Сколько рубцов у меня, а на сердце — ни одного. Не ожесточили сердце мое своим обманчивым запахом и ягодами твои сестры, не убили в нем любви к красоте, к жизни.
Горюн-трава! Ты лечишь раны людей, хранишь их от болезней, но не все замечают тебя. Так бывает. Сладкую землянику не сразу увидишь. Она хоронится под густой тенистой листвой.
Я нашел тебя, горюн-трава.
Но это лишь во сне. По-прежнему я склоняюсь к синим цветам, срываю ядовитые ягоды.
Я сорвал с ветки яблоко-скороспелку, обманчиво приняв броский вид за зрелость, и был наказан за опрометчивость: красивое, румяное яблоко набило мне оскомину.
Вот так однажды первый толчок сердца я бездумно принял за любовь, а когда пришла большая любовь, растерянно опустил перед ней руки.

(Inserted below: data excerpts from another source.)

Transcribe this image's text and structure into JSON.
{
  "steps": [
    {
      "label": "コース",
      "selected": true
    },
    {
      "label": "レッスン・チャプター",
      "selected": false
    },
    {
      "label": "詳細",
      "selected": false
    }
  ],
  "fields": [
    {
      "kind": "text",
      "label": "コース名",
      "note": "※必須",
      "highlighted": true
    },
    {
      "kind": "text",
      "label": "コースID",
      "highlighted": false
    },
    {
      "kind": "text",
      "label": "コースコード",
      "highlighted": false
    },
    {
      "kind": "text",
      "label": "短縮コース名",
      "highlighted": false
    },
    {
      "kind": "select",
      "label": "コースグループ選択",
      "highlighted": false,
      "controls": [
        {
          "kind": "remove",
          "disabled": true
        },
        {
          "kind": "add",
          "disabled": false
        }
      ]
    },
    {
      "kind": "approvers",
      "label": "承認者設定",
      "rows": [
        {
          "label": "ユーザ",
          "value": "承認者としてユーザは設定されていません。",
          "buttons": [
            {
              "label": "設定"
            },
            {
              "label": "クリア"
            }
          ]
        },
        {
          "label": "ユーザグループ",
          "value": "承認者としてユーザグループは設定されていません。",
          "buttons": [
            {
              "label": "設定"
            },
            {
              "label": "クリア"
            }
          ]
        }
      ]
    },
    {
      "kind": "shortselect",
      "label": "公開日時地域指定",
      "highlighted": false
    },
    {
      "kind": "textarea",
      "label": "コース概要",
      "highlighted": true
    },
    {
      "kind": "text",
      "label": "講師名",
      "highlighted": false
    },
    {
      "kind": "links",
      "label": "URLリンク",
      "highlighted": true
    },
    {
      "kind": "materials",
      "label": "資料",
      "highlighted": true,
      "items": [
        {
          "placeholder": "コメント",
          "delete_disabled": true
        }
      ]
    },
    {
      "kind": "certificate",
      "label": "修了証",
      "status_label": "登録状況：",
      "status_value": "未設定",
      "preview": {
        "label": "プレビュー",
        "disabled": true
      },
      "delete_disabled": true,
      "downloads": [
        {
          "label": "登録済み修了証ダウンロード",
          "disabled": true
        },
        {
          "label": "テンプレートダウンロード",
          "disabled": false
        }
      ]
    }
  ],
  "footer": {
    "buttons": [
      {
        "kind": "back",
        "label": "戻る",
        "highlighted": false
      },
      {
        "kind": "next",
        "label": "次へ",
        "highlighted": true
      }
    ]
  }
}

В древней Армении женщину сравнивали с утром. «Грудь твоя как утро… утренняя роса на ней…» — писали поэты. Когда встречали весенних и прекрасных, как утро, женщин — говорили: «Доброе утро». Женщины опускали глаза и краснели. Поэты сравнивали их с розами. Поэты были тогда соловьями, и им это было очень близко.
Другие теперь времена, другие поэты и сравнения. А женщины по-прежнему прекрасны, как утренние розы.
— Доброе утро, мои хорошие.
Я не боюсь молвы, пусть пустомели говорят что угодно — пойду своей дорогой. Я не боюсь крутизны, изольюсь потом — на вершину взойду. Я не боюсь непризнания завистников — терпение и труд уберут с моей дороги и их. Не боюсь длинной ночи — в конце концов наступит утро. Не боюсь, сердце, твоих подозрительных перебоев — полечусь, пройдет…
Боюсь твоей выгнутой брови, любимая, если под ней вдруг погаснет огонек, светящий только мне.
Я не люблю мертвый пейзаж. Если ветер — так чтобы он свистел в ушах, трепал на голове волосы. Тропинка — чтобы по ней скакал мальчишка с раздувшейся за спиной рубашкой. Если тишина — чтобы в глубине ее звенел водопад…
Умри, мое сердце, разорвись, если тебя коснется спокойная, нежаркая любовь.
Всюду, куда ни посмотришь, зелень, цветы. Как вчера, позавчера, как это бывает в начале мая. Ничто не напоминало осень. Но не вздумайте подщелкнуть соловью, он не отзовется, его уже нет, у птиц свой календарь…
Ты пришла, любимая, и будто юность тревожная вернулась.
Так приходит к нам мужское бабье лето.
Буквы запали в кору, обросли толстой кожей, но не стерлись. Это имя когда-то пастушьим ножом вырезал я.
Годы, годы!
Девушка стала матерью, говорят, даже бабушкой. Да и я не тот.
Все переменилось, все ушло: и первое робкое признание, и первый поцелуй. Только дерево хранит память о той.
Здравствуй, дерево, юность моя!
Весенний ручей запоздал, не успел сбежать с горы и теперь струится, струится по склону, торопясь вдоль…
Трудно бедняжке: травы кланяются ему, прося воды, цветы взывают: «Пить!» А поток, в который он должен, сбросить свою влагу, так далеко.
Дорого обходится ручью любая ошибка, самая малая щедрость. Он рискует не дойти до цели, потеряться в пути.
Моя маленькая! Открыв глаза, ты увидишь мое лицо в морщинах, голову, побитую сединой. Как знать, не потеряюсь ли я в пути, как тот запоздалый ручей.
У самого въезда в село, возле дороги, стояло дерево. Одинокое дерево, которое по весне расцветало так, что ночью, не зная дороги, по одному его свету можно было добраться до нашего села. Но яркие цветы все же увядали, не завязав плода.
Говорили, что дерево это пришло издалека. Человек, принесший его, не взял с собой его друга, и с тех пор дерево в темноте светит, чтобы не заблудился тот, кого оно ждет.